The language is deliberate. By reframing the friction as a matter of tactics rather than strategy, Netanyahu is attempting to neutralize any perception of a weakening alliance. For Tehran—and for domestic audiences in both the U.S. and Israel—the message is that the underlying commitment to confront Iran remains intact, even if methods are occasionally debated behind closed doors.
Netanyahu voiced support for the ongoing U.S.-Iran negotiations in principle but immediately set parameters that effectively rule out a compromise deal on terms Iran has ever been willing to accept. He conditioned an acceptable agreement on the removal of Iran’s enriched uranium and the dismantlement of its enrichment infrastructure .

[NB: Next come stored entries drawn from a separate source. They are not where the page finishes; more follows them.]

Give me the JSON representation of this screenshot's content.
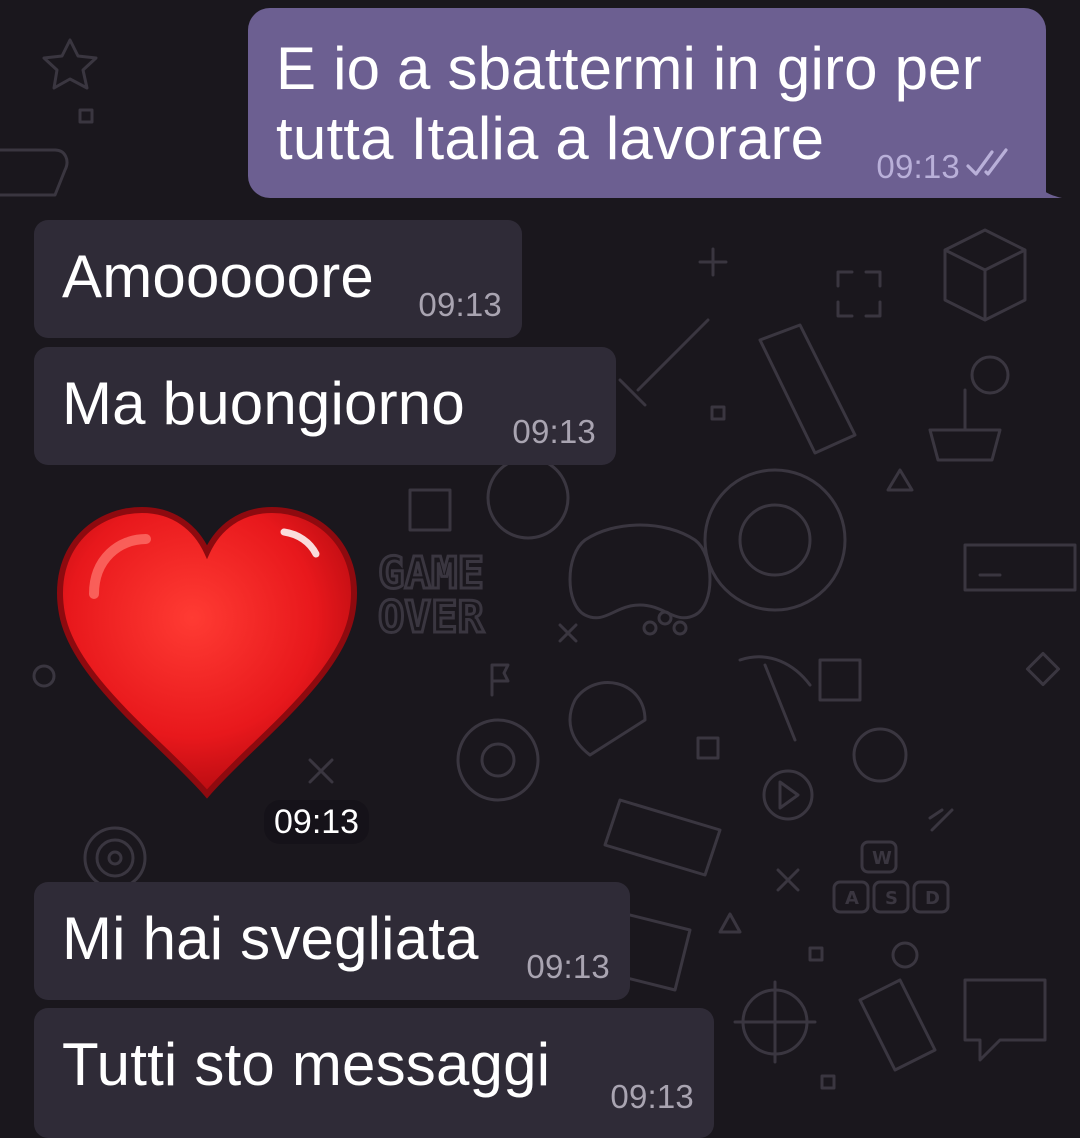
{
  "conversation": {
    "outgoing": {
      "text": "E io a sbattermi in giro per tutta Italia a lavorare",
      "line1": "E io a sbattermi in giro per",
      "line2": "tutta Italia a lavorare",
      "time": "09:13",
      "status_icon": "double-check-read-icon"
    },
    "incoming": [
      {
        "text": "Amooooore",
        "time": "09:13"
      },
      {
        "text": "Ma buongiorno",
        "time": "09:13"
      },
      {
        "text": "Mi hai svegliata",
        "time": "09:13"
      },
      {
        "text": "Tutti sto messaggi",
        "time": "09:13"
      }
    ],
    "sticker": {
      "icon": "red-heart-sticker",
      "time": "09:13"
    }
  },
  "wallpaper": {
    "theme": "gaming-doodles",
    "text_1": "GAME",
    "text_2": "OVER",
    "text_3": "W",
    "text_4": "A",
    "text_5": "S",
    "text_6": "D"
  },
  "colors": {
    "background": "#1a171d",
    "incoming_bubble": "#2f2b37",
    "outgoing_bubble": "#6c5f91",
    "heart": "#e8181c"
  }
}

These are maximalist demands that go well beyond the limitations of the 2015 Joint Comprehensive Plan of Action, which permitted a strictly monitored enrichment program. By publicly staking out this position while negotiations are underway—talks that Iran’s own foreign minister said on June 3 have made “no tangible progress”—Netanyahu is signaling deep skepticism about diplomacy and setting a benchmark that is almost certain to be rejected by Tehran . The practical effect is to box in the Trump administration, making it politically difficult to settle for anything less while keeping the military option explicitly on the table.

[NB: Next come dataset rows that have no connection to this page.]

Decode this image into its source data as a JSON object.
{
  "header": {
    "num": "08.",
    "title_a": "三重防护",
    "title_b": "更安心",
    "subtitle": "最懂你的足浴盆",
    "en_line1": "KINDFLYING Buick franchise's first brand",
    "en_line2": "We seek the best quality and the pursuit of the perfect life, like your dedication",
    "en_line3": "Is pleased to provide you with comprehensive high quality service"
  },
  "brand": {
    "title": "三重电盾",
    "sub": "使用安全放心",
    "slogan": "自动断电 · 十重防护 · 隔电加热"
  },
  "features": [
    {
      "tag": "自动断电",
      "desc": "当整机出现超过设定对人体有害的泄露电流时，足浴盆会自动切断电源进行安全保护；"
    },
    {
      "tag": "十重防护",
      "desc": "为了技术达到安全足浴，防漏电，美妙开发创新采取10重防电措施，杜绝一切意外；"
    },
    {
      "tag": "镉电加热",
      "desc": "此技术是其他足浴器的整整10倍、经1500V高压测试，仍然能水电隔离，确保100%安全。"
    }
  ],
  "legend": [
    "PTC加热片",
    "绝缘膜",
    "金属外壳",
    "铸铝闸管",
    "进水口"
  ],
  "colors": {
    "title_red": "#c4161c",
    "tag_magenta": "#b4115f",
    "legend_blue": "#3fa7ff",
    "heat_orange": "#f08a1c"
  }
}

One of the most consequential elements of Netanyahu’s interview was his assessment that the Iranian regime has “never been weaker” and faces growing internal pressures that could lead to its collapse . This is a significant rhetorical escalation, shifting the frame from containing a powerful adversary to predicting its demise.
The “regime weakness” narrative serves multiple purposes. It amplifies internal dissent within Iran by suggesting that the leadership is vulnerable. It also provides an implicit justification for continued external pressure and potential military action: if the regime is already on the brink, a decisive push might finish it. Historically, Israel has used this framing to argue against diplomatic engagement that could relieve pressure on Tehran, and Netanyahu’s latest remarks fit squarely within that pattern.

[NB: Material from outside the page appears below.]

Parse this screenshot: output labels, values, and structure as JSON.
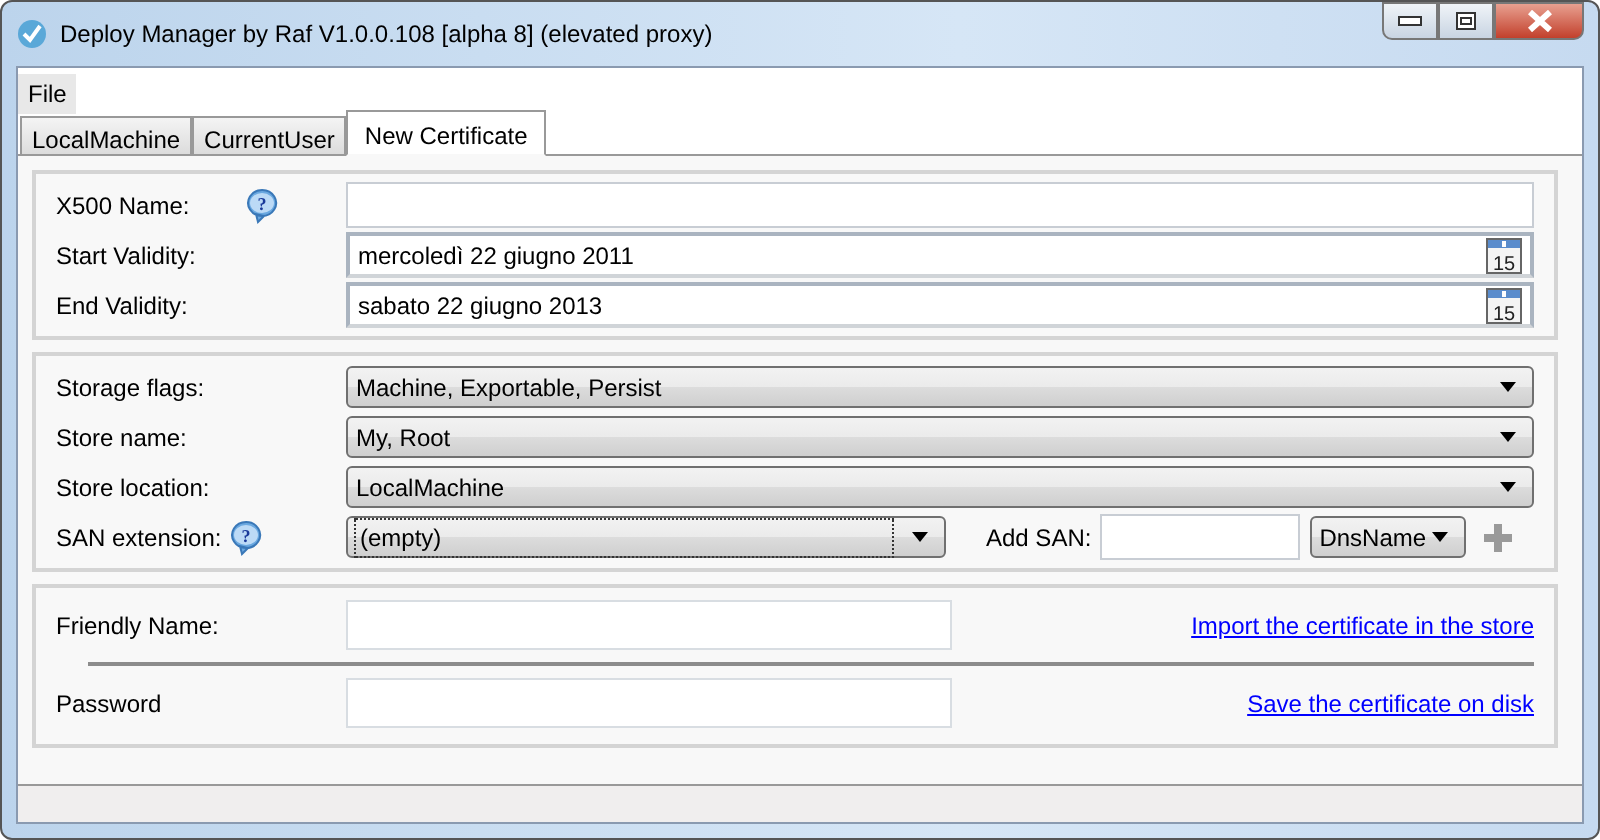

Paired with the weakness assessment was a carefully worded distinction. Netanyahu made a point of separating the regime from the Iranian people, stating that Israel’s conflict is with the rulers in Tehran, not the population . This is a longstanding information-warfare tactic designed to reduce the likelihood of unifying ordinary Iranians behind their government in the face of an external threat. By drawing this line, Israel hopes to isolate the regime politically and avoid inflaming anti-Israeli sentiment across the broader Muslim world.
The confluence of the Kuwait airport strike, stalled diplomacy, and Netanyahu’s hardline framing points to a rapidly narrowing path away from full-scale conflict. With both U.S. and Iranian forces trading strikes, a ceasefire that was already fragile now appears to be breaking down in real time. Kuwait’s foreign ministry condemned the attack as “criminal Iranian aggression,” and the U.S. military has continued to contest Iran’s denials—CENTCOM called the strike “deliberate, calculated, and unjustified” .
Netanyahu’s intervention makes clear that Israel will not be a passive observer. The warning that Iran is “playing with fire” is, in this context, not hyperbole but a signal that the threshold for a wider military response—whether U.S.-led or joint U.S.-Israeli—is dangerously low.